Culture / Le mystère Ravel densifié
«Bolero» d'Anne Fontaine saisit Maurice Ravel au moment de la création de son plus fameux morceau, en 1927-28. Surprise, c'est un film qui explore sérieusement le mystère de l'inspiration et le lie à un autre, celui de l'apparente asexualité du compositeur. D'où un modèle de biopic, qui a trouvé en Raphaël Personnaz son interprète idéal.
«Rien n'est simple», «Tout se complique» titraient deux recueils de caricatures de feu Sempé. C'est un peu le parti pris d'Anne Fontaine pour aborder l'un des «tubes classiques» les plus apparemment évidents du répertoire: le Bolero de Maurice Ravel (1875-1937). Il y a pourtant de quoi être inquiet devant un générique assez hideux qui se charge de nous rappeler à quel point ce morceau est populaire et a fait le tour du monde, resservi (toutes les 15 minutes, à ce qu'il paraît) à toutes les sauces. Pauvre Ravel, très contrarié que ce qu'il considérait comme un simple exercice de style éclipse toute son œuvre, au point de regretter l'avoir composé! Heureusement qu'une séquence pré-générique située dans une usine, avec Ravel qui tente vainement d'expliquer la musicalité de cet environnement sonore à sa commanditaire, la danseuse Ida Rubinstein, a déjà posé d'autres bases, qui font la part d'une certaine modernité.
Evidemment, personne n'attend plus un film novateur de la part d'Anne Fontaine, 64 ans, cinéaste dont le principal mérite est d'avoir su se maintenir à un niveau honorable depuis trois décennies. Mais même si elle ne saurait clamer que son Maurice Ravel, c'est elle, ce 19ème opus a déjà l'immense mérite de résister aussi bien à cet académisme formel qui guette tout «film d'époque» qu'au diktat féministe actuel. Toujours produite par son mari Philippe Carcassonne (ça aide), l'auteure de Coco avant Chanel (2009) y approche son grand homme avec une délicatesse rare, qui respecte autant sa musique que les zones d'ombre du personnage. Au point que son film devrait au minimum intriguer ceux qui n'aurait pas été profondément émus!

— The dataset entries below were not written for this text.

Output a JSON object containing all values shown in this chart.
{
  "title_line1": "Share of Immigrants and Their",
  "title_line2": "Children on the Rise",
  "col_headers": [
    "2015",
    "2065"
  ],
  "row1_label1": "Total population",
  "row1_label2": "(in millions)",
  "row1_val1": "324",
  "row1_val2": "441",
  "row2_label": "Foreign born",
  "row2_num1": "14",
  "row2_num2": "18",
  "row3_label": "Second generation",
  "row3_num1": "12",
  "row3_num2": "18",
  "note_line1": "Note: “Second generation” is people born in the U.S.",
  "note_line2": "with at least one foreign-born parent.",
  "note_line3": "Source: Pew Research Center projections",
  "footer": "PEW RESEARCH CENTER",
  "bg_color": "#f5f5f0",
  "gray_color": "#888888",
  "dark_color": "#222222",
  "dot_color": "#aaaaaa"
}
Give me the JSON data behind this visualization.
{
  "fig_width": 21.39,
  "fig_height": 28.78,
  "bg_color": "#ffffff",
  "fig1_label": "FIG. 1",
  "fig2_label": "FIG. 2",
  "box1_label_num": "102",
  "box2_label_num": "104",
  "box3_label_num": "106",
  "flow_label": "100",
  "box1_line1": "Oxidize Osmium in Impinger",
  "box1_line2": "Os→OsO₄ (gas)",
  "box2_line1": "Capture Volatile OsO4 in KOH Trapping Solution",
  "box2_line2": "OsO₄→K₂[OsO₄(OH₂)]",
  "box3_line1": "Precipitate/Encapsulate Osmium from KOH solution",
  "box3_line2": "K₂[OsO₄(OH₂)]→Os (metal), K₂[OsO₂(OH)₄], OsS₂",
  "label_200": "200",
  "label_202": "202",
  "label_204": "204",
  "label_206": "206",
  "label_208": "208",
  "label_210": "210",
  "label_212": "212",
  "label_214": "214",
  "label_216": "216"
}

Cinq femmes autour de Ravel
Après une scène qui voit le jeune Ravel incapable de remporter un Prix de Rome convoité (il s'y reprit à cinq fois), Bolero débute vraiment une vingtaine d'années plus tard, lorsque, compositeur reconnu, il reçoit la commande d'un ballet de la fantasque Ida (Jeanne Balibar, au sommet de sa préciosité). C'est un bel homme de petite stature, élégant et discret, qui se consacre entièrement à la musique, au point qu'elle seule semble compter dans sa vie. Il a des amitiés féminines mais on ne lui connaît pas d'amours, et la principale à le taquiner à ce sujet n'est autre que Misia (Doria Tillier), la mécène et «reine» du tout-Paris d'alors. Eh oui, la même Misia Godebska (ou Edwards ou Sert, selon ses mariages) que l'on a pu voir tout récemment dans le Bonnard de Martin Provost, sous les traits d'Anouk Grinberg! Toujours est-il que même très disponible, Ravel sèche sérieusement sur cette nouvelle commande.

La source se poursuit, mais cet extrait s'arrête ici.